I would think the amount of eggs decrease or increase like other fish.


----------



## Mo (Mar 15, 2012)

No. I have no real theory as to why the gender ratio will be so much different. I think it is a matter of water conditions, Temperature and how they are grown, not the parents. The amount of eggs successfully produced and grown to adulthood may be higher with an experienced pair though


----------



## homegrown terror (Aug 6, 2012)

Mo said:


> No. I have no real theory as to why the gender ratio will be so much different. I think it is a matter of water conditions, Temperature and how they are grown, not the parents. The amount of eggs successfully produced and grown to adulthood may be higher with an experienced pair though


i know this is the case with sea turtles and many other reptiles, warmer temperatures while the eggs are in clutch results in more male hatchlings, so it would stand to reason the same could occur with bettas.


----------



## EvilVOG (Nov 23, 2011)

my first ever spawn with first time breeders produced slightly more females than males, but not by much.


----------



## Basement Bettas (May 12, 2012)

dynobetta said:


> Hello, my name is dynobetta... Can anyone share your experience about betta breeding in terms of sex ratio distortion? I breed bettas several times and most of the offspring are females. In my country professional breeders believe that if you breed your female more than 2-3 times... they produce more and more females... is it true? Anyone with experience of breeding the same female more than 3 times and their results? Is the myth true? Thank you :grin:


Not true. It depends more on ph and temps. I have had first time females give me 200+ spawns of all females. Changed the ph to be a bit over 7 but the gh is still low and getting better ratios.


----------



## indjo (Jun 6, 2010)

There are no scientific researches on sex out come. But there are several myths, as you may already know.
To my experience, both number of spawns by the female and temp. plays a big role. First spawn in high temps gives me more males than I need (90%). First spawn in low temp results less male but still dominant. While 4th or more spawns in low temps gives me 90% females . I have never produced 100% of either sex.

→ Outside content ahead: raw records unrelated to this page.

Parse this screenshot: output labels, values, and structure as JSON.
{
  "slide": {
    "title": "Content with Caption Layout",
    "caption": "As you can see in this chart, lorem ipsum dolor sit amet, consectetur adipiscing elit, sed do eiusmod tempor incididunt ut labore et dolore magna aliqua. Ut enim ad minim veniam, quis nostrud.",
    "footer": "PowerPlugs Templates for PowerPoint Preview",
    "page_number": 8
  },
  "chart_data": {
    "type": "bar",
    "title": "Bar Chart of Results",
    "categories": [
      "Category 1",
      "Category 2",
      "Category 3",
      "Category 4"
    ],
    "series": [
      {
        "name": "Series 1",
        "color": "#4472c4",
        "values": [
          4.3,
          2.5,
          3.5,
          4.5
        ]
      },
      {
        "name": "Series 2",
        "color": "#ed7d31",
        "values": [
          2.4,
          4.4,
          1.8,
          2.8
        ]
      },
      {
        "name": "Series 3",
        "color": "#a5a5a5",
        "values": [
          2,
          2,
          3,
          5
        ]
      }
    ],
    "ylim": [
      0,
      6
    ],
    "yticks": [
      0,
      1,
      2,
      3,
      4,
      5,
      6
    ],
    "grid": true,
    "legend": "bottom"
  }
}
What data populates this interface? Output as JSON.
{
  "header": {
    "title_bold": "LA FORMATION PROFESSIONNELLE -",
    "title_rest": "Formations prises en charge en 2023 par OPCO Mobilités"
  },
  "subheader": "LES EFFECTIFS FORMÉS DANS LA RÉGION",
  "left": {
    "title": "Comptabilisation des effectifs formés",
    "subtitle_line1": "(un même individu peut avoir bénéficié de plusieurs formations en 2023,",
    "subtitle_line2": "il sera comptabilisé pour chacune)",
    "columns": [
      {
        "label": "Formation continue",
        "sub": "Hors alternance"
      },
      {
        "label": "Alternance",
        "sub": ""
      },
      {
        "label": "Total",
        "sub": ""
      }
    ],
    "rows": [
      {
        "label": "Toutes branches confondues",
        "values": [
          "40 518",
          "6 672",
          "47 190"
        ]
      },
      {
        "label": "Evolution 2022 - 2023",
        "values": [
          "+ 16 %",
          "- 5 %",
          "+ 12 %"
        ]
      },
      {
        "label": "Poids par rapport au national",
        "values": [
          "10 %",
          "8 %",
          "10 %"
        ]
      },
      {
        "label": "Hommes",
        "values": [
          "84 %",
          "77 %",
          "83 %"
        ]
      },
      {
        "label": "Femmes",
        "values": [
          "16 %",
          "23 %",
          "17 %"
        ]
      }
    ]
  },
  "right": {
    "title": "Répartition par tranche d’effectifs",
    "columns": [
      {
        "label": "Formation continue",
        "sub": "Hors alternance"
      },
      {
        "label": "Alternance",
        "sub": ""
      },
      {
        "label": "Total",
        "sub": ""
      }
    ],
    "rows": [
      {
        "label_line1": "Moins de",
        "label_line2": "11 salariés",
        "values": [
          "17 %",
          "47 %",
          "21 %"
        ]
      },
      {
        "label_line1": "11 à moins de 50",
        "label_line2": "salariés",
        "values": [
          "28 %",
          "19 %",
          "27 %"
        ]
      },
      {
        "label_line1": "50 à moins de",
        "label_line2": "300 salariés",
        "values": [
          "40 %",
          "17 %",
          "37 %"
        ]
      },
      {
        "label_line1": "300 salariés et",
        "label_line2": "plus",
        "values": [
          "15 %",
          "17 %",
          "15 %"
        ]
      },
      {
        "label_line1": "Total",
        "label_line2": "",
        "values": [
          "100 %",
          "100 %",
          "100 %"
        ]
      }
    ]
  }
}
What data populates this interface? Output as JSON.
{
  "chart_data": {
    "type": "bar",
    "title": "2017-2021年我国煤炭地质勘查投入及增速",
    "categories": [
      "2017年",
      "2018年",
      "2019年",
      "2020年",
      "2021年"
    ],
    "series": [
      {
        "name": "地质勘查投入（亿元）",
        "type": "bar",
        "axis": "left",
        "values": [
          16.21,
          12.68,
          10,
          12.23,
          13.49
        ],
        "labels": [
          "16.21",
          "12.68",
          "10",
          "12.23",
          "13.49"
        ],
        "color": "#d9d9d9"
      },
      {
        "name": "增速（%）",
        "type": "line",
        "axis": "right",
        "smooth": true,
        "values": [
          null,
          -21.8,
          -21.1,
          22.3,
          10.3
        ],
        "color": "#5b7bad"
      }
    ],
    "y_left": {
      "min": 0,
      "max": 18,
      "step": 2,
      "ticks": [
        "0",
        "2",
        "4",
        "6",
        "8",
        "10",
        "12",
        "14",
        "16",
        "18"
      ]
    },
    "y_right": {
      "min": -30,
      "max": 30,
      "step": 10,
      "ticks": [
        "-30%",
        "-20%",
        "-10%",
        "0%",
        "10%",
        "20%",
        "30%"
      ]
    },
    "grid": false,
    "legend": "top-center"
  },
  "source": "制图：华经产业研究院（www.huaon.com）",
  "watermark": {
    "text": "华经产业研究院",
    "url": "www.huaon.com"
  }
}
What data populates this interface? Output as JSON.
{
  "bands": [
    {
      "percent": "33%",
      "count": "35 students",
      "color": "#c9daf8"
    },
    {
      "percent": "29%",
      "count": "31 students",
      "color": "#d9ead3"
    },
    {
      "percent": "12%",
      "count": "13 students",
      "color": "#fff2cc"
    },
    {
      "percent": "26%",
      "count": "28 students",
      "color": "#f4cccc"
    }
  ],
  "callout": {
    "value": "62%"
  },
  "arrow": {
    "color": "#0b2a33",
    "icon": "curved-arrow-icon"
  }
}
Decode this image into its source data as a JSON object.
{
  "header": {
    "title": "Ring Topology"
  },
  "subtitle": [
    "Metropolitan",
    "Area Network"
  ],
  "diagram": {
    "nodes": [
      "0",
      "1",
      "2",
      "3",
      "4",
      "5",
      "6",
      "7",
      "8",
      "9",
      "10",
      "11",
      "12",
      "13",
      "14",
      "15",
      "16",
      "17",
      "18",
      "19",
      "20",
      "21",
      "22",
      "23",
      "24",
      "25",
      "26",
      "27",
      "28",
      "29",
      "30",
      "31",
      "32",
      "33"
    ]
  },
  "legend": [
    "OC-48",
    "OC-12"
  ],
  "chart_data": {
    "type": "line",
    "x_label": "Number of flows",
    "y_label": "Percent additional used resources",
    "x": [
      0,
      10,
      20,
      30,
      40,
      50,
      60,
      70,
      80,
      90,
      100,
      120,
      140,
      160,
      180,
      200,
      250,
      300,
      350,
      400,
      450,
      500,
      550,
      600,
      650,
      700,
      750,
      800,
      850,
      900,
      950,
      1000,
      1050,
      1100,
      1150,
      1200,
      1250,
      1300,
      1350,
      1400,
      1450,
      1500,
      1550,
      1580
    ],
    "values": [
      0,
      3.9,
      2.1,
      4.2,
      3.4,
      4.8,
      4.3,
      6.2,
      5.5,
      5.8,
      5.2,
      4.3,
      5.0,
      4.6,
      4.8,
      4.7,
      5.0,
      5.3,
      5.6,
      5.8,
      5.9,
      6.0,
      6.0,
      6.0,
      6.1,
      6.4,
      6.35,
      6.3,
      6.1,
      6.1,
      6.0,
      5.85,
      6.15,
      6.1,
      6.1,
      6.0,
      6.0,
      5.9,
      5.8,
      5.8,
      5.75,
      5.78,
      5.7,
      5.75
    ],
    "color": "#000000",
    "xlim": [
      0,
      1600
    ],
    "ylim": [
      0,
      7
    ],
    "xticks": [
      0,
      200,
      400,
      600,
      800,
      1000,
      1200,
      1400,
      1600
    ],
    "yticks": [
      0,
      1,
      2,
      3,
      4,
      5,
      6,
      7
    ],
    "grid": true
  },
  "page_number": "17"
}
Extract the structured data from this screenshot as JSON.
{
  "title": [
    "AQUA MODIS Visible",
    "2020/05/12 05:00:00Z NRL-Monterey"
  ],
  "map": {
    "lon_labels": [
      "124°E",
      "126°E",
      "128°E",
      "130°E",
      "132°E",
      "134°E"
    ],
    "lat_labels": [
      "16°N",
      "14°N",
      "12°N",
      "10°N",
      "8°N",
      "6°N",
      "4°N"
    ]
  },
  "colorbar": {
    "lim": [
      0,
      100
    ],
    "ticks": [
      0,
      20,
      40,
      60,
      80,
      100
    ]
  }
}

I'm not sure about pH and water hardness though as I never test my water.


----------



## tpocicat (Aug 8, 2011)

My first sucessful spawn was all females. After that, I've had a mix. I think my water temp. was a little low for my first spawn. I have very hard water, don't know if that is a factor or not.


----------



## babystarz (Aug 3, 2012)

I honestly believe that the water temp has more to do with gender determination (and egg survival of a certain gender) than anything.

If fish are like humans, more males will be born to a well-fed female. Typically female infant mammals can survive more stressful conditions than males; this is why most premature babies who survive are female. I don't know how applicable this is to fish, but if it's down to sex chromosomes then it could be true across species. I have heard of first time breeders often getting all female spawns, so that does lend credence to the theory


----------